La puissance bancaire des géants de la tech Chinois et Américains inquiète l'autorité de la concurrence

En se positionnant comme initiateur de paiement, et non comme opérateur, les géants de la tech évitent les contraintes réglementaires qui pèsent sur les organismes financiers classiques - Stéphane Danna-AFP
La puissance des géants américains (Google, Amazon, Facebook, Apple et Microsoft) et chinois avec Baidu, Alibaba, Tencent et Xiaomi s'accroit progressivement et irrémédiablement. Désormais, l'Autorité de la concurrence s'inquiète pour le secteur bancaire.
Jeudi, lors de la publication d'un avis, l'autorité redoute que les Gafa et les Batx bénéficient d'un "avantage non-négligeable", et donc problématique du point de vue de la concurrence, dans le secteur des paiements grâce aux données collectées.
Les avantages détenus par les 'Big Tech' sur leurs marchés d'origine (...) peuvent créer des problématiques et des abus", a prévenu lors d'une présentation à la presse Isabelle de Silva, présidente de l'Autorité, à l'occasion de la publication d'un avis sur cette question.
Selon le régulateur, les données collectées dans le coeur de métier "pourraient leur procurer un avantage non-négligeable dans le secteur des paiements et, réciproquement, les données collectées via les services de paiement qu'ils proposent pourraient leur permettre de renforcer encore l'attractivité de leurs plateformes respectives".
"Remise en cause" du modèle bancaire
A cela s'ajoutent "une puissance financière considérable" et un positionnement comme initiateur de paiement, et non comme opérateur, qui leur permet d'éviter un certain nombre de contraintes réglementaires très lourdes.
Lorsque la directive européenne a créé cette possibilité, "on n'imaginait pas forcément que les 'Big Tech' allaient s'engouffrer à travers cette brèche", a reconnu Isabelle de Silva.
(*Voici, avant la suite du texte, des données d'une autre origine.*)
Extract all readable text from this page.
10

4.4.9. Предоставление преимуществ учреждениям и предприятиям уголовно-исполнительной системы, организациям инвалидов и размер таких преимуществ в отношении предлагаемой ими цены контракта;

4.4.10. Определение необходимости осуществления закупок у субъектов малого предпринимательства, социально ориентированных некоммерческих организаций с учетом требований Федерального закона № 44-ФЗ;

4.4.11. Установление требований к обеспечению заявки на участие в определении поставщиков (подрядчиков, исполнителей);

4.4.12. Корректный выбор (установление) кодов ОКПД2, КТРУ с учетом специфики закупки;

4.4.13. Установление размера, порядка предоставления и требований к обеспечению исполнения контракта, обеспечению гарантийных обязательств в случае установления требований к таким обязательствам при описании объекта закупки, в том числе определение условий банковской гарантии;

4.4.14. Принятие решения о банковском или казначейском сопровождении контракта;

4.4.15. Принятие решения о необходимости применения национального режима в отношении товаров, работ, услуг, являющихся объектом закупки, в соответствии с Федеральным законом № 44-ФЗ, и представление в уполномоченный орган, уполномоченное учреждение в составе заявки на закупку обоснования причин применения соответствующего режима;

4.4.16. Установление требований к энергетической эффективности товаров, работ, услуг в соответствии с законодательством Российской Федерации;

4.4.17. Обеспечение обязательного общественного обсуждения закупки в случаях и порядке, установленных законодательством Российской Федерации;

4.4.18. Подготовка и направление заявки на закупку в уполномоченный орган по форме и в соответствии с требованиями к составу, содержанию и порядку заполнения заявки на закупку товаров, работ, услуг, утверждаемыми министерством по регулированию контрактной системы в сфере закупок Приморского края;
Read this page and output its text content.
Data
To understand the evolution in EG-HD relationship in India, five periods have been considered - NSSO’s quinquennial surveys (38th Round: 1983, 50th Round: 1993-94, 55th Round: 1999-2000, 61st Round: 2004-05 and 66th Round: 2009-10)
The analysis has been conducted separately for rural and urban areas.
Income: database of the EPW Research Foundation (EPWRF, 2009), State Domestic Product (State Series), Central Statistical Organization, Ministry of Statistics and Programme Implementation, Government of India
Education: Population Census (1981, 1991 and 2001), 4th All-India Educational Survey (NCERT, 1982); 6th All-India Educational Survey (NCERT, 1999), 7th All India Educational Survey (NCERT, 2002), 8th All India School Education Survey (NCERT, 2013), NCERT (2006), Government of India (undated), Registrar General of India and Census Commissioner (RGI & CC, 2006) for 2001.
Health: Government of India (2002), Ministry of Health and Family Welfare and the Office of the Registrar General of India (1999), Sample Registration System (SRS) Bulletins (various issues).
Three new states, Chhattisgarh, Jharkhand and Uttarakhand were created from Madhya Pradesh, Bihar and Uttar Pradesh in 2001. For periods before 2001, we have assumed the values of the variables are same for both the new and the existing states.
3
Autre motif d'inquiétude, l'accès à la technologie NFC, qui permet les paiements par le biais d'un smartphone. La Commission européenne a ouvert en juin dernier plusieurs enquêtes visant Apple, dont l'une concerne le fait que l'entreprise réserve l'utilisation de son antenne NFC à son application Apple Pay sans permettre à d'autres organismes bancaires d'en bénéficier.
Hormis ce cas, l'Autorité de la concurrence avoue ne pas avoir encore d'exemple d'abus. Mais elle explique que le but de cet avis est justement de "se tenir prêt à intervenir extrêmement rapidement" si nécessaire, a précisé Lauriane Lépine-Sarandi, rapporteure générale adjointe de l'institution.
Le développement de la blockchain pose également des risques concurrentiels, a relevé l'Autorité dans son avis. Ces profondes évolutions qui touchent le secteur des services pourraient, in fine, engendrer une "remise en cause du modèle de banque universelle" et une "marginalisation des acteurs bancaires traditionnels", a souligné le régulateur.